Keyboard shortcuts

Press or to navigate between chapters

Press S or / to search in the book

Press ? to show this help

Press Esc to hide this help

Configuration Reference

This document provides a comprehensive reference for the haddock-runner configuration YAML file format. It describes all available options, their purpose, valid values, and examples.

Keep in mind that YAML format is indentation-sensitive!

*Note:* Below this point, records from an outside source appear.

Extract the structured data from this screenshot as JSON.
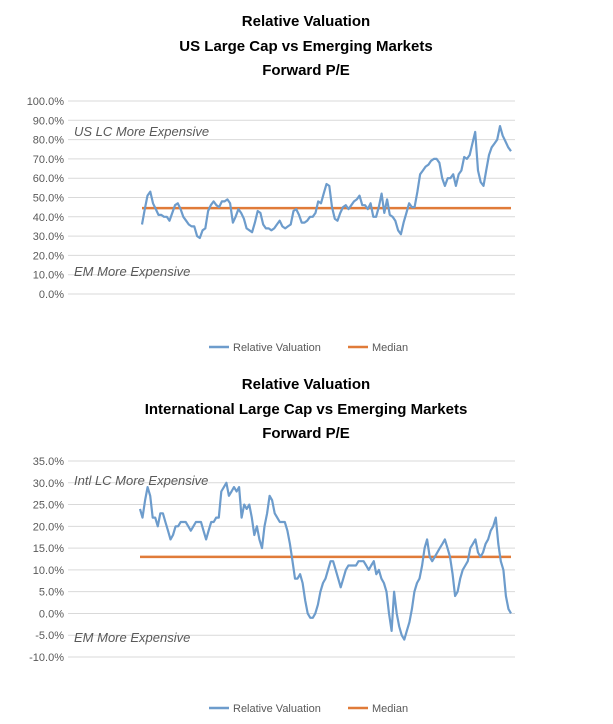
{
  "colors": {
    "series": "#6d9ccc",
    "median": "#e07b39",
    "grid": "#d9d9d9",
    "text": "#595959",
    "title": "#000000"
  },
  "chart_data": [
    {
      "type": "line",
      "title_lines": [
        "Relative Valuation",
        "US Large Cap vs Emerging Markets",
        "Forward P/E"
      ],
      "y_ticks": [
        "100.0%",
        "90.0%",
        "80.0%",
        "70.0%",
        "60.0%",
        "50.0%",
        "40.0%",
        "30.0%",
        "20.0%",
        "10.0%",
        "0.0%"
      ],
      "ylim": [
        0,
        100
      ],
      "grid": true,
      "legend_position": "bottom",
      "annotations": [
        "US LC More Expensive",
        "EM More Expensive"
      ],
      "series": [
        {
          "name": "Relative Valuation",
          "values": [
            36,
            44,
            51,
            53,
            47,
            44,
            41,
            41,
            40,
            40,
            38,
            42,
            46,
            47,
            44,
            40,
            38,
            36,
            35,
            35,
            30,
            29,
            33,
            34,
            43,
            46,
            48,
            46,
            45,
            48,
            48,
            49,
            47,
            37,
            40,
            44,
            42,
            39,
            34,
            33,
            32,
            37,
            43,
            42,
            36,
            34,
            34,
            33,
            34,
            36,
            38,
            35,
            34,
            35,
            36,
            43,
            44,
            41,
            37,
            37,
            38,
            40,
            40,
            42,
            48,
            47,
            52,
            57,
            56,
            45,
            39,
            38,
            42,
            45,
            46,
            44,
            46,
            48,
            49,
            51,
            46,
            46,
            44,
            47,
            40,
            40,
            45,
            52,
            42,
            49,
            41,
            40,
            38,
            33,
            31,
            37,
            42,
            47,
            45,
            45,
            53,
            62,
            64,
            66,
            67,
            69,
            70,
            70,
            68,
            60,
            56,
            60,
            60,
            62,
            56,
            62,
            64,
            71,
            70,
            72,
            78,
            84,
            64,
            58,
            56,
            64,
            72,
            76,
            78,
            80,
            87,
            82,
            79,
            76,
            74
          ]
        },
        {
          "name": "Median",
          "value": 44.5
        }
      ]
    },
    {
      "type": "line",
      "title_lines": [
        "Relative Valuation",
        "International Large Cap vs Emerging Markets",
        "Forward P/E"
      ],
      "y_ticks": [
        "35.0%",
        "30.0%",
        "25.0%",
        "20.0%",
        "15.0%",
        "10.0%",
        "5.0%",
        "0.0%",
        "-5.0%",
        "-10.0%"
      ],
      "ylim": [
        -10,
        35
      ],
      "grid": true,
      "legend_position": "bottom",
      "annotations": [
        "Intl LC More Expensive",
        "EM More Expensive"
      ],
      "series": [
        {
          "name": "Relative Valuation",
          "values": [
            24,
            22,
            26,
            29,
            27,
            22,
            22,
            20,
            23,
            23,
            21,
            19,
            17,
            18,
            20,
            20,
            21,
            21,
            21,
            20,
            19,
            20,
            21,
            21,
            21,
            19,
            17,
            19,
            21,
            21,
            22,
            22,
            28,
            29,
            30,
            27,
            28,
            29,
            28,
            29,
            22,
            25,
            24,
            25,
            22,
            18,
            20,
            17,
            15,
            20,
            23,
            27,
            26,
            23,
            22,
            21,
            21,
            21,
            19,
            16,
            12,
            8,
            8,
            9,
            7,
            3,
            0,
            -1,
            -1,
            0,
            2,
            5,
            7,
            8,
            10,
            12,
            12,
            10,
            8,
            6,
            8,
            10,
            11,
            11,
            11,
            11,
            12,
            12,
            12,
            11,
            10,
            11,
            12,
            9,
            10,
            8,
            7,
            5,
            0,
            -4,
            5,
            0,
            -3,
            -5,
            -6,
            -4,
            -2,
            1,
            5,
            7,
            8,
            11,
            15,
            17,
            13,
            12,
            13,
            14,
            15,
            16,
            17,
            15,
            13,
            9,
            4,
            5,
            8,
            10,
            11,
            12,
            15,
            16,
            17,
            14,
            13,
            14,
            16,
            17,
            19,
            20,
            22,
            16,
            12,
            10,
            4,
            1,
            0
          ]
        },
        {
          "name": "Median",
          "value": 13
        }
      ]
    }
  ]
}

Configuration File Structure

The configuration file is a YAML document with two main sections:

general:
  # Global configuration options

scenarios:
  # Benchmark scenarios to execute

General Configuration

The general section contains global settings that apply to all scenarios and targets.

Options

OptionTypeRequiredDescription
max_concurrentintegerYesMaximum number of jobs to run simultaneously. Controls how many target-scenario combinations execute in parallel.
ncoresintegerYesNumber of CPU cores to allocate per job.
executionstringYesExecution backend. Valid values: local, slurm.
partitionstringNoSLURM partition to submit jobs to when execution: slurm. If omitted, the cluster default partition is used.
mol_suffixesarray of stringsYesFile suffixes used to identify molecule files. Must contain at least 2 suffixes (typically receptor and ligand).
input_liststringYesPath to the input list file containing file paths for all targets.
work_dirstringYesDirectory where benchmark results will be stored. Created automatically if it doesn’t exist.

Example

general:
  max_concurrent: 4
  ncores: 2
  execution: local
  mol_suffixes: [_r_u, _l_u, _x_u]
  input_list: docking/input_list.txt
  work_dir: ./results

Notes

  • Local execution: When using execution: local, the total number of CPU cores required is max_concurrent * ncores. Ensure your system has enough cores.
  • SLURM execution: When using execution: slurm, ensure SLURM is installed and configured. The sbatch and sacct commands must be available in your PATH.
  • File suffixes: The mol_suffixes array defines patterns used to identify molecule files in the input list. Files matching these patterns are grouped together as molecules for each target.

Scenarios Configuration

The scenarios section defines the different docking workflows to test. Each scenario is executed for every target specified in the input list.

Scenario Options

OptionTypeRequiredDescription
namestringYesUnique identifier for this scenario. Used as directory name in the results.
workflowmappingYesHADDOCK3 workflow configuration defining modules and their parameters.

Example

scenarios:
  - name: true-interface
    workflow:
      topoaa:
        autohis: true
      rigidbody:
        sampling: 1000
        ambig_fname: _ti.tbl
      flexref:
        ambig_fname: _ti.tbl
      caprieval:
        reference_fname: _ref.pdb

  - name: center-of-mass
    workflow:
      topoaa:
        autohis: true
      rigidbody:
        sampling: 500
        cmrest: true

Input List File Format

The input list file (specified by general.input_list) contains paths to all files required for each docking target. Files are automatically grouped into targets by a shared identifier derived from the filename: for molecule files, the identifier is the part of the filename before the configured mol_suffixes match; for restraints, topology/parameter, shape, and miscellaneous files, grouping typically uses the part before the first underscore.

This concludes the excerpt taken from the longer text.